Virgil Cameron (right) presenting the Community Servant Award to longtime Knight Sam Sims at the 31st Annual Knights of Peter Claver Mardi Gras Scholarship Ball in 2019. (File photo)

More than a century ago, the Knights of St. Peter Claver was founded as a means for Black Catholic men to support their communities, during a time when non-white believers were being excluded from Catholic fraternal organizations.

That legacy of service and community involvement endures today.

Today, the Milwaukee area has four active courts at All Saints, St. Francis of Assisi and St. Martin de Porres Parishes. The members are active within their own parish communities and also participate in larger coordinated outreach efforts.

Virgil Cameron is the President of the Milwaukee Inter-Council of Knights of St. Peter Claver and has been a Knight of St. Peter Claver for more than 10 years. He said he was influenced to join by his father, who was also a Knight.

“My council has 19 active members, and we are involved in fundraising for scholarships for high school students interested in attending college,” he said. The group’s fundraising efforts, including their fish fries, support his parish of All Saints in collaboration with the Ladies Court. They give back to their parish community through an annual picnic.

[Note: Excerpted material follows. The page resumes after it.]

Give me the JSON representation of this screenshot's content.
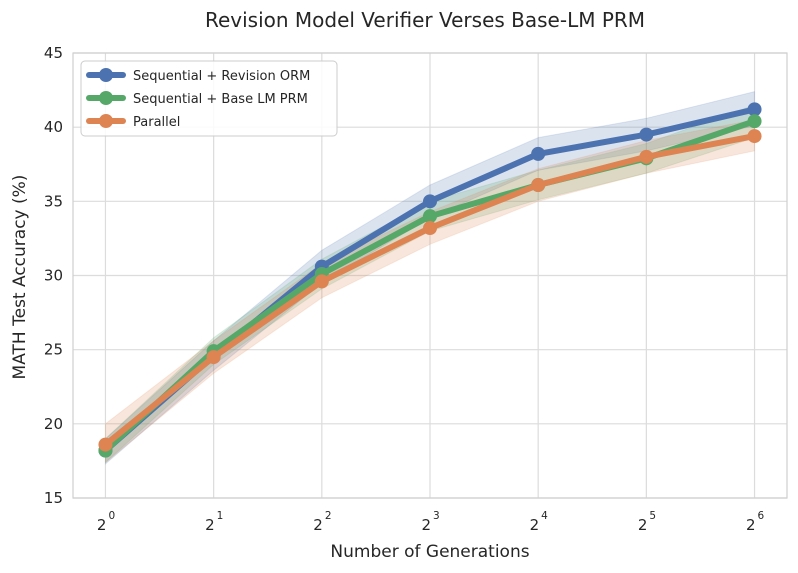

For more than 30 years, the Knights and Ladies of Peter Claver hosted an annual Mardi Gras ball to raise money for their scholarship funds. That event was paused during COVID but efforts are ongoing to bring it back, said Cameron.

“I love the giving back to our church and community through our volunteerism, working with the Ladies of Peter Claver in coordinated projects that support our church,” said Cameron. “I feel this is what Jesus wants everyone to do — get involved anyway you can and support the Church community.”

The St. Martin de Porres Court 304 of the Knights of Peter Claver has a popular Brat and Corn Roast every Juneteenth that has been held annually since the early 1980s. Post-pandemic, that event has become an especially important fundraiser for the scholarship fund. The council also hosts casino trips to fundraise.

Steven Teasley, a parishioner of St. Martin de Porres, has been involved in the Knights of Peter Claver since 1975. He felt compelled to join because of the organization’s outreach to Black Catholic youth, particularly in the form of youth scholarships. He is now the Northern District Area Deputy in charge of Wisconsin for the Knights.

Over the years, the organization has provided Teasley and others with much-needed fellowship and support, he said. Through his work with the Knights of Peter Claver, he and several others formed a group dedicated solely to spiritually nourishing the lives of Catholic men. The Black Catholic Men’s Group of Milwaukee “correlated from me being in that kind of position (with the Knights of Peter Claver) to relate back to the Church and our men,” he said. “We want all the young men to get back into the Church, to see what they’re missing. We talk about various things that relate back to the Church, into the Church, so they can understand that they’re not alone, that somebody’s out there that (whom) can talk to.” Membership in that group is open to all Catholic men, of all races, from any parish in the Archdiocese of Milwaukee.

Teasley said that it is becoming increasingly imperative for the Catholic Church to integrate itself into the wider community in order to bring back the youth who have fallen away from the faith — and the Knights of Peter Claver do that work particularly well.

“The model is to help the community join the Church,” he said. “A lot of people have left the Church, and COVID didn’t make it better. We’re trying to get them back in church. The Knights and Ladies, they’re in the community to help the community to evolve from what the pandemic has done.”

The Knights of Peter Claver is also the world’s only Catholic lay fraternal order open to membership for men, women and youth; a Junior Knights Division of the order was founded in 1917, the Ladies Auxiliary was established in 1922, and the Junior Daughters Division was founded in 1930. This summer, the junior and senior members joined for the first time at the National Convention in New Orleans.

“As senior members, we must continue to serve as examples of Christian brother and sisterhood for our impressionable youth, reconnect them to the Catholic Church, and reignite the true spirit of Claverism within their hearts and minds,” wrote Christopher Pichon, Supreme Knight, on the occasion in Claverite magazine.

About the Knights of Peter Claver

The largest Black Catholic lay organization in the United States, the Knights of Peter Claver has 11,000 members nationwide and is headquartered in New Orleans. Named for St. Peter Claver, a Spanish Jesuit who ministered to enslaved Africans in Colombia, it was founded in 1909. The group came to Milwaukee in 1982 when Capuchin Br. Booker Ashe and Mildred Webster founded the first Court and Council at St. Boniface. Four members of St. Francis of Assisi Parish were also a part of the original court.

Nationally, the organization has more than 400 units in 72 dioceses. It is a member of the International Alliance of Catholic Knights.